In [19]:
# Dependencies
import pandas as pd
import numpy as np

In [20]:
# Load file and Read into CSV
purchase_list = "purchase_data.csv"

purchase_data = pd.read_csv(purchase_list)
purchase_data

Unnamed: 0,Purchase ID,SN,Age,Gender,Item ID,Item Name,Price
0,0,Lisim78,20,Male,108,"Extraction, Quickblade Of Trembling Hands",3.53
1,1,Lisovynya38,40,Male,143,Frenzied Scimitar,1.56
2,2,Ithergue48,24,Male,92,Final Critic,4.88
3,3,Chamassasya86,24,Male,100,Blindscythe,3.27
4,4,Iskosia90,23,Male,131,Fury,1.44
5,5,Yalae81,22,Male,81,Dreamkiss,3.61
6,6,Itheria73,36,Male,169,"Interrogator, Blood Blade of the Queen",2.18
7,7,Iskjaskst81,20,Male,162,Abyssal Shard,2.67
8,8,Undjask33,22,Male,21,Souleater,1.10
9,9,Chanosian48,35,Other / Non-Disclosed,136,Ghastly Adamantite Protector,3.58


# Player Count
Total Number of Players

In [21]:
# Find total number of players
total_players = len(purchase_data["SN"].value_counts())

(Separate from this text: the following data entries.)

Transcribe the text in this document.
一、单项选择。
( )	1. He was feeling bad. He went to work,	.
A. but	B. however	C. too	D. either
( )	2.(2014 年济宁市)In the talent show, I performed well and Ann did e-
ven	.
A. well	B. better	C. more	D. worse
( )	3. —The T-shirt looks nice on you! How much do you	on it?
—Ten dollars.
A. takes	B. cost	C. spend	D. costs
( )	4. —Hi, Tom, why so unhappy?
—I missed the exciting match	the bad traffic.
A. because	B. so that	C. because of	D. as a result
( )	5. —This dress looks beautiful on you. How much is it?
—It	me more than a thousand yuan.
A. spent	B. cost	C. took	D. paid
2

# Make data frame for total amount of players
player_count = pd.DataFrame({"Total Players":[total_players]})
player_count

Unnamed: 0,Total Players
0,576


# Purchasing Analysis (Total)
- Number of Unique items
- Average Purchase Price
- Total Number of Purchases
- Total Revenue

In [29]:
unique_items_total = len((purchase_data["Item ID"]).unique())
average_purchase_price = (purchase_data["Price"]).mean()
purchase_number_total = (purchase_data["Purchase ID"]).count()
total_revenue = (purchase_data["Price"]).sum()

#Make Data Frame
summary_df = pd.DataFrame({"Number of Unique Items":[unique_items_total], 
                           "Average Purchase Price":[average_purchase_price], 
                           "Total Number of Purchases":[purchase_number_total], 
                           "Total Revenue": [total_revenue]})
# Format Currency Style
summary_df.style.format({'Average Purchase Price':"${:,.2f}",
                          'Total Revenue':'${:,.2f}'})

Unnamed: 0,Number of Unique Items,Average Purchase Price,Total Number of Purchases,Total Revenue
0,183,$3.05,780,"$2,379.77"


# Gender Demographics
- Percentage and Count of Male Players
- Percentage and Count of Female Players
- Percentage and Count of Other / Non-Disclosed

In [32]:
# Group purchase data by gender
gender_data = purchase_data.groupby("Gender")

# Count "SN" total by gender
gender_count = gender_data.nunique()["SN"]

# Divide the total amount of gender by the total amount of players
player_percentage = gender_count / total_players * 100

# Make data frame with previous value
gender_info = pd.DataFrame({"Percentage of Players": player_percentage, 
                            "Total Count": gender_count})
# Format the frame
gender_info.index.name=None

# Format the values
gender_info.sort_values(["Total Count"], ascending = False).style.format({"Percentage of Players":"{:,.2f}"})

Unnamed: 0,Percentage of Players,Total Count
Male,84.03,484
Female,14.06,81
Other / Non-Disclosed,1.91,11


# Purchasing Analysis (Gender)
 
- Run basic calculations to obtain purchase count, avg. purchase price, avg. purchase total per person etc. by gender


- Create a summary data frame to hold the results


- Optional: give the displayed data cleaner formatting


- Display the summary data frame

In [26]:
# Count total purchases by gender
total_purchase = gender_data["Purchase ID"].count()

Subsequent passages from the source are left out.